What is the Recommended Eye Care for Children with Down Syndrome?
The American Academy of Pediatrics (AAP) and the Down Syndrome Medical Interest Group (DSMIG) recommend evaluation of the red reflex of the eyes at birth to look for cataracts, as well as to assess the eyes for strabismus or nystagmus. The red reflex is essentially the “red eye” seen in photography, which is the normal reflex of the retina when struck by direct light. If the eyes don’t look normal, then the infant will be referred to a pediatric ophthalmologist. A child with Down syndrome should have his or her first eye exam by an ophthalmologist experienced in patients with special disabilities (for example, a pediatric ophthalmologist) by six months of age. After that, children with Down syndrome, even if they have no symptoms, should see an ophthalmologist every one to two years. If any eye problems are detected, they should be followed more frequently.

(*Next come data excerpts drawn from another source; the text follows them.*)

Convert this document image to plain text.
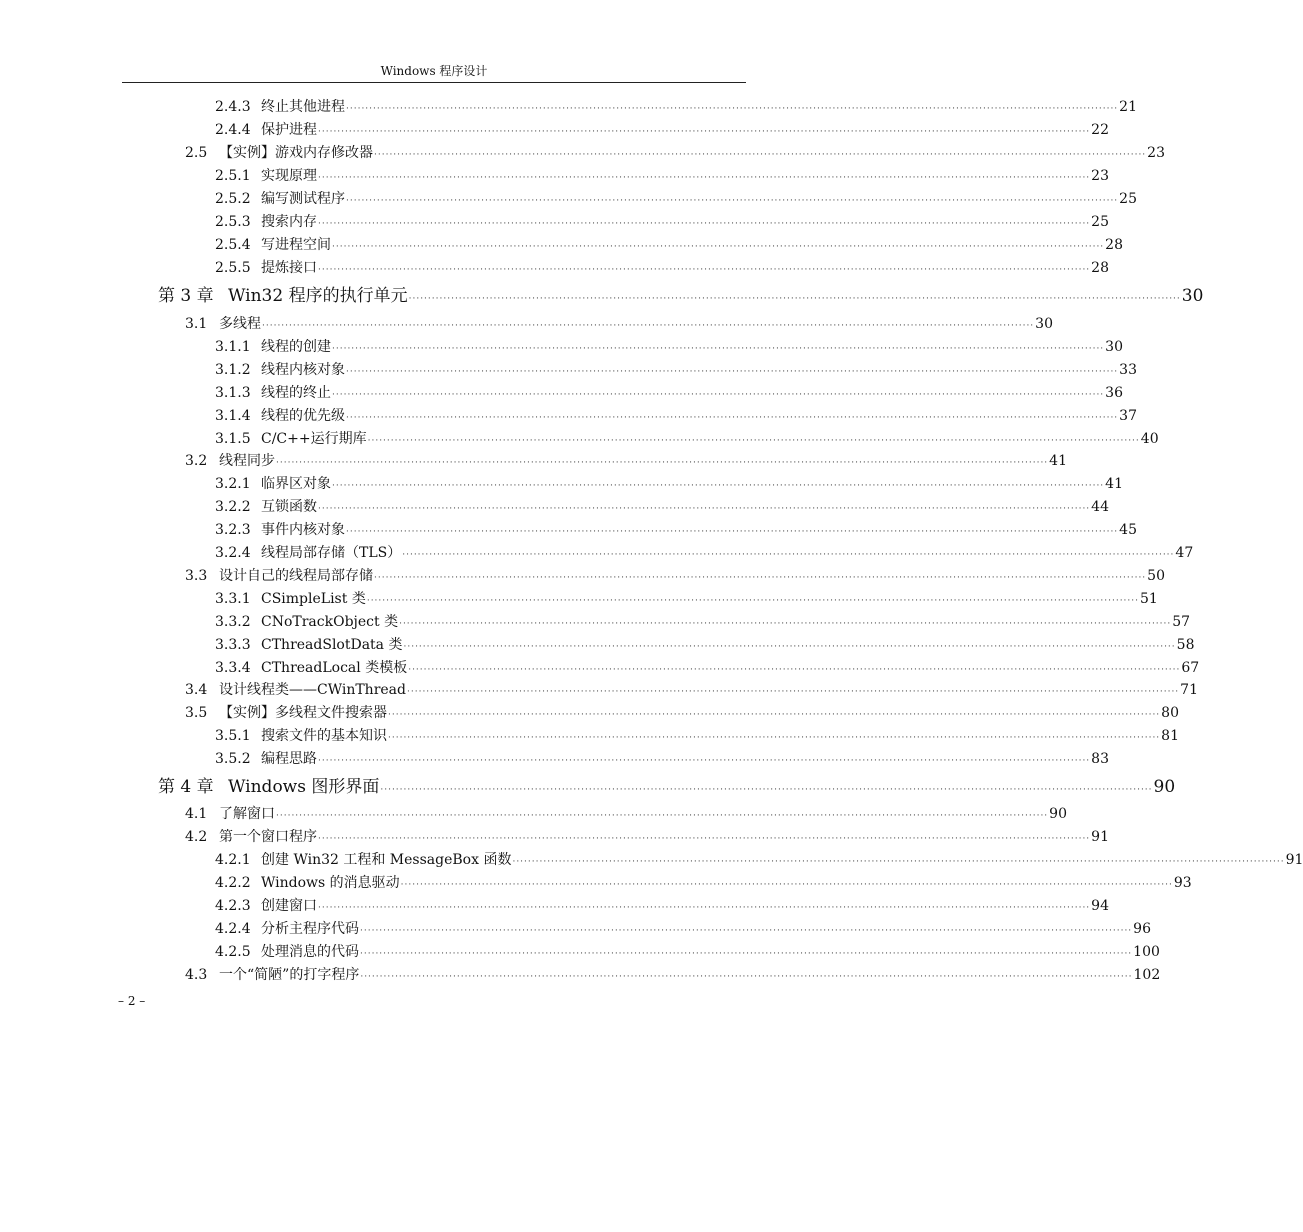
Windows 程序设计
2.4.3 终止其他进程 ········································································································································································································ 21
2.4.4 保护进程 ········································································································································································································ 22
2.5 【实例】游戏内存修改器 ········································································································································································································ 23
2.5.1 实现原理 ········································································································································································································ 23
2.5.2 编写测试程序 ········································································································································································································ 25
2.5.3 搜索内存 ········································································································································································································ 25
2.5.4 写进程空间 ········································································································································································································ 28
2.5.5 提炼接口 ········································································································································································································ 28
第 3 章 Win32 程序的执行单元 ········································································································································································································ 30
3.1 多线程 ········································································································································································································ 30
3.1.1 线程的创建 ········································································································································································································ 30
3.1.2 线程内核对象 ········································································································································································································ 33
3.1.3 线程的终止 ········································································································································································································ 36
3.1.4 线程的优先级 ········································································································································································································ 37
3.1.5 C/C++运行期库 ········································································································································································································ 40
3.2 线程同步 ········································································································································································································ 41
3.2.1 临界区对象 ········································································································································································································ 41
3.2.2 互锁函数 ········································································································································································································ 44
3.2.3 事件内核对象 ········································································································································································································ 45
3.2.4 线程局部存储（TLS） ········································································································································································································ 47
3.3 设计自己的线程局部存储 ········································································································································································································ 50
3.3.1 CSimpleList 类 ········································································································································································································ 51
3.3.2 CNoTrackObject 类 ········································································································································································································ 57
3.3.3 CThreadSlotData 类 ········································································································································································································ 58
3.3.4 CThreadLocal 类模板 ········································································································································································································ 67
3.4 设计线程类——CWinThread ········································································································································································································ 71
3.5 【实例】多线程文件搜索器 ········································································································································································································ 80
3.5.1 搜索文件的基本知识 ········································································································································································································ 81
3.5.2 编程思路 ········································································································································································································ 83
第 4 章 Windows 图形界面 ········································································································································································································ 90
4.1 了解窗口 ········································································································································································································ 90
4.2 第一个窗口程序 ········································································································································································································ 91
4.2.1 创建 Win32 工程和 MessageBox 函数 ········································································································································································································ 91
4.2.2 Windows 的消息驱动 ········································································································································································································ 93
4.2.3 创建窗口 ········································································································································································································ 94
4.2.4 分析主程序代码 ········································································································································································································ 96
4.2.5 处理消息的代码 ········································································································································································································ 100
4.3 一个“简陋”的打字程序 ········································································································································································································ 102
– 2 –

What Sort of Symptoms Does a Child With an Eye Problem Have?
Unfortunately, children with Down Syndrome often do not complain about their eye problems, either because they don’t notice the problem or because they can’t communicate the problem well enough. Signs to look for include squinting or closing one eye shut, an unusual head tilt, crossing or wandering of one or both eyes, or light sensitivity. In some severe cases, the sign of vision problems may be a regression in overall function or loss of developmental milestones. Ptosis will be seen as a lid droop, and a blocked tear duct will result in daily tearing and discharge.